(PACE 2009; 32:1123-1129) “
“Biochemical markers of bone tur

(PACE 2009; 32:1123-1129).”
“Biochemical markers of bone turnover have been shown to be useful as inexpensive and noninvasive tools for monitoring skeletal health. The reference range for bone markers in dogs has been set by different age groups. However, other sources of biological variations were not fully investigated in dogs. To explore whether sex influences the interpretation of bone marker data we examined serum bone markers in 33 male JPH203 clinical trial and 25 female dogs. The bone markers selected for this study were: bone alkaline phosphatase (BALP) and osteocalcin

(OC) as indicators of bone formation, and C-terminal telopeptide (CTx) of type I collagen as marker of bone resorption. All concentrations of bone markers were lower, but still within the reference range reported for dogs. We found statistically significant differences of the median OC and CTx serum

concentrations between males and this website females. The results of this study suggest that there are sex differences in biochemical markers of bone turnover in dogs which should be considered in interpretation of bone marker data. (C) 2012 Elsevier Ltd. All rights reserved.”
“Study Design. A clinicopathologic study of synovial cysts in the ligamentum flavum (LF) in patients with spinal stenosis.
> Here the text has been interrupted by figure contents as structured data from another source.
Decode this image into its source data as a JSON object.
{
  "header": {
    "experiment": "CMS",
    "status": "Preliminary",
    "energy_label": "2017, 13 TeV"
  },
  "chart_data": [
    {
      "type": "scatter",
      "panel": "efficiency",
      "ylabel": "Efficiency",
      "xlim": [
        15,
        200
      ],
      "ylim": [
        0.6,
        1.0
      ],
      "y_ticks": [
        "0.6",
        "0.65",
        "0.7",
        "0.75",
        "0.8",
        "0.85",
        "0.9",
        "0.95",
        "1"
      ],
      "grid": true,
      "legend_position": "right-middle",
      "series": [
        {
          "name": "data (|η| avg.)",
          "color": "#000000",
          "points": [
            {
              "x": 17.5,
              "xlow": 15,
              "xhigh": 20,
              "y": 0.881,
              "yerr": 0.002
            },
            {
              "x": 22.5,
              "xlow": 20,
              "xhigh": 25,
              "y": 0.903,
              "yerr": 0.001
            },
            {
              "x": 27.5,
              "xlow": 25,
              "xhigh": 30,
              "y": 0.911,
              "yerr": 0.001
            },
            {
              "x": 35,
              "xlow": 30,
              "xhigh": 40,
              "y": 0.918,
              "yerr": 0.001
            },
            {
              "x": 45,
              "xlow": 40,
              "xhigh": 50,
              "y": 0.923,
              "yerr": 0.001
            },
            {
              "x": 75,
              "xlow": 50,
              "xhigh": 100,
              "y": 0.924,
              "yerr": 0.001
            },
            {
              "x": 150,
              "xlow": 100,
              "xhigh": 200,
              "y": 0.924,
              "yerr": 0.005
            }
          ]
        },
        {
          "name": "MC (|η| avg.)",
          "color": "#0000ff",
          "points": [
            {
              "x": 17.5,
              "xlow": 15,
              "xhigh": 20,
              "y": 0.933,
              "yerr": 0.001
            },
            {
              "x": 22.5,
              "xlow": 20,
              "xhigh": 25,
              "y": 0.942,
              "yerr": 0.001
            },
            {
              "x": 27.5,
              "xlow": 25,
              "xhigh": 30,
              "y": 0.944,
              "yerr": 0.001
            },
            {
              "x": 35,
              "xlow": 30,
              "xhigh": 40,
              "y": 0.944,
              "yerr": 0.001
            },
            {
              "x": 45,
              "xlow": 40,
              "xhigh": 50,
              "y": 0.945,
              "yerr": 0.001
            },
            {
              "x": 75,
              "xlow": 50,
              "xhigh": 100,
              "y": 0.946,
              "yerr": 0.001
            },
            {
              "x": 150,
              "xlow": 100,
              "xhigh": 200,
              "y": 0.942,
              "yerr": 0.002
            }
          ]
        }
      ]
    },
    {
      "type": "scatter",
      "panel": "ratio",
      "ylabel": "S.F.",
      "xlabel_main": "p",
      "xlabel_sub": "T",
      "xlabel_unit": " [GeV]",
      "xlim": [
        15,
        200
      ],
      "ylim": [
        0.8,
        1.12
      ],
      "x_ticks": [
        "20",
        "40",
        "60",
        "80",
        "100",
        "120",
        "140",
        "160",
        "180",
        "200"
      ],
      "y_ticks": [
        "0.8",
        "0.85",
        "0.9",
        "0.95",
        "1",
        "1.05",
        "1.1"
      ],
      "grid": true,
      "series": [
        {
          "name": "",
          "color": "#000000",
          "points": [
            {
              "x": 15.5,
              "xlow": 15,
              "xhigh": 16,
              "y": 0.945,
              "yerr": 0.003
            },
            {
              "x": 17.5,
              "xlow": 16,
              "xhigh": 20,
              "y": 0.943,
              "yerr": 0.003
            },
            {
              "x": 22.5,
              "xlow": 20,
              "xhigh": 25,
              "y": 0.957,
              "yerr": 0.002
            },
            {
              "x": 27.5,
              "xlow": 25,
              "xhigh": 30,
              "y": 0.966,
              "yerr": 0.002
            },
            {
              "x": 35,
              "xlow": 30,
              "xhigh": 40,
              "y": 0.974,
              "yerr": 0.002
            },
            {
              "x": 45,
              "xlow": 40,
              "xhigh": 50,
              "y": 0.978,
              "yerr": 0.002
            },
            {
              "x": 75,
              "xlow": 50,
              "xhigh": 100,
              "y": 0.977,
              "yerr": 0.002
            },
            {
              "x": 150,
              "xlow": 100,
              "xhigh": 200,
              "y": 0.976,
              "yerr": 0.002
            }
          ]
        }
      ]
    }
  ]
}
Objective. To investigate the pathogenesis of lumbar juxtafacet cysts.

Summary of Background Data. Contradictions in the terminology applied to lumbar juxtafacet cysts arise from the frequent sparsity of synovial lining cells, which has led to synovial cysts often being called “”ganglion cysts”" despite lacking confirmatory pathology.

Methods. Dihydrotestosterone A total of 27 consecutive patients with radiologically confirmed stenosis underwent laminectomy. LF/facet joint (FJ) relationships were retained by en bloc excision of the LF and the medial inferior FJ. Controls were LF/FJ specimens from 47 cadaver lumbar spines.

Results. The 27 patients yielded 51 LF/FJ specimens containing 28 synovial cysts, 12 of which

were unilateral and 8 were bilateral. Fragments of articular cartilage and bone were embedded in the walls of 89% of cysts and in the walls of a bursa-like channel originating from the medial aspect of the FJ capsule and extending into the LF. Communication with the FJ via this channel was observed in 21 (75%) of the 28 synovial cysts. Extending up to 12 mm in length, the channel was present in nearly all control spines at the L4-L5 level but in only about half at the T12-L1 level.

Conclusion. Cysts having an extensive or meagre synovial cell lining are common in the LF of patients with symptomatic lateral or central stenosis. The cysts communicate with the FJ by a bursa-type channel within the LF. Advanced osteoarthritis of the FJ causes the liberation of fragments of cartilage and bone into the synovial fluid of the joint space.